Fig 7. in vivo RNAi screening under fed condition.

(A) Heatmap of scaled read counts of major signaling pathway genes that are significantly differentially regulated in SFCs. (B,C) GR1>Dad RNAi and GR1>LBR RNAi result in a “dumpless” phenotype (outlined in magenta), in addition to increased mid-stage death (orange arrows). Scale bar = 100μ. (D) GR1>numb RNAi results in mid-stage death accompanied by abnormal egg chamber morphology (yellow arrows). Scale bar = 100μ. (E) GR1 > prosα3 RNAi ovaries have a strong PNCN phenotype. Scale bar = 50μ. (F) NC nuclei in a stage 9 egg chamber from CantonS ovary. Scale bar = 50μ. (F’, F”) 3D surface plot of individual nuclei in stage 9 egg chamber from CantonS ovary after z-projection (max-intensity across stacks).
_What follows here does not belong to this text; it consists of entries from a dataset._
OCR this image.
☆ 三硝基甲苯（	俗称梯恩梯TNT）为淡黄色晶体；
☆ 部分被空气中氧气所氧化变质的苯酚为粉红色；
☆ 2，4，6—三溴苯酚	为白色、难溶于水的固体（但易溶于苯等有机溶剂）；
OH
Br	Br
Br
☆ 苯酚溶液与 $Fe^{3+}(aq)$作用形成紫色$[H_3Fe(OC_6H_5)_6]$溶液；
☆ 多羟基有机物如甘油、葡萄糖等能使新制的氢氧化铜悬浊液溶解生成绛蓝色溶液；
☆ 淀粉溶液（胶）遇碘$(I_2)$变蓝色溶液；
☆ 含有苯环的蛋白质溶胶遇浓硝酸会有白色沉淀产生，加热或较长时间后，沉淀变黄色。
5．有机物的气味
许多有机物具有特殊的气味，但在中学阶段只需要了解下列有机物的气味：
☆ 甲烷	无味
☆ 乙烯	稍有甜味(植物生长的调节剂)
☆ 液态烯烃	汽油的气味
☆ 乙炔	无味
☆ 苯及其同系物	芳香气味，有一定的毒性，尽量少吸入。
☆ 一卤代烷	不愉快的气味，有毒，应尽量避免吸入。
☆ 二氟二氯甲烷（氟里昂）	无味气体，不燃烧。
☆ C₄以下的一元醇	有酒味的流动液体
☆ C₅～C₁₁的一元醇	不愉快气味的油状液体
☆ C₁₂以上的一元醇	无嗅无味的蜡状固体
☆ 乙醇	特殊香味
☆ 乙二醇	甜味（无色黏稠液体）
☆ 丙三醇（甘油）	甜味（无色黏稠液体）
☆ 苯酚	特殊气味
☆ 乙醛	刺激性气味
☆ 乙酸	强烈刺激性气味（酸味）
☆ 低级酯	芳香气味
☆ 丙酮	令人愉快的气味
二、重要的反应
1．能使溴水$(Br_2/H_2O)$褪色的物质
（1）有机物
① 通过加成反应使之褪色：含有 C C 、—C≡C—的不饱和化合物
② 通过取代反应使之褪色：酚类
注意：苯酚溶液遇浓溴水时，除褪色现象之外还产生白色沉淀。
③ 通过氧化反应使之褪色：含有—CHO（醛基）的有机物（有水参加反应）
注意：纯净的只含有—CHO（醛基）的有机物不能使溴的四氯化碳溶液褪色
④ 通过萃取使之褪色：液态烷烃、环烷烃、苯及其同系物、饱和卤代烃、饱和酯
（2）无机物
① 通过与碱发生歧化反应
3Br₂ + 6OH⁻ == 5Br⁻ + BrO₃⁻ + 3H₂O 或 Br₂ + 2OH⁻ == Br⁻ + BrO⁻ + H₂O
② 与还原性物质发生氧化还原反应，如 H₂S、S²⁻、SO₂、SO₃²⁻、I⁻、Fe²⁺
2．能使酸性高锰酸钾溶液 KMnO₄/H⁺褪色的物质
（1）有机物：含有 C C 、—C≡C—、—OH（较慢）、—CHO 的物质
Colors of peaks represent pixel intensity across z-stacks, with darker colors representing lower pixel intensity in the area (low DAPI staining) and lighter colors representing higher pixel intensity (robust DAPI staining). (G) NC nuclei in a stage 9 egg chamber from GR1 > wat RNAi ovary. Scale bar = 50μ. (G’, G”) 3D surface plot of individual nuclei in stage 9 egg chamber from GR1 > wat RNAi ovary after z-projection (max-intensity across stacks) reveals increased vacuolization. (H) Quantification of PNCN in stage 14 egg chambers of select candidates from Table 1. (* p < 5e-02, ** p < = 5e-03, *** p < = 5e-04, **** p < = 5e-05, ns p>0.05, one-sided independent t-test). Error bars indicate mean + S.D. across at least 3 replicates, with each replicate having at least 5 flies. Raw data available in S5 Table.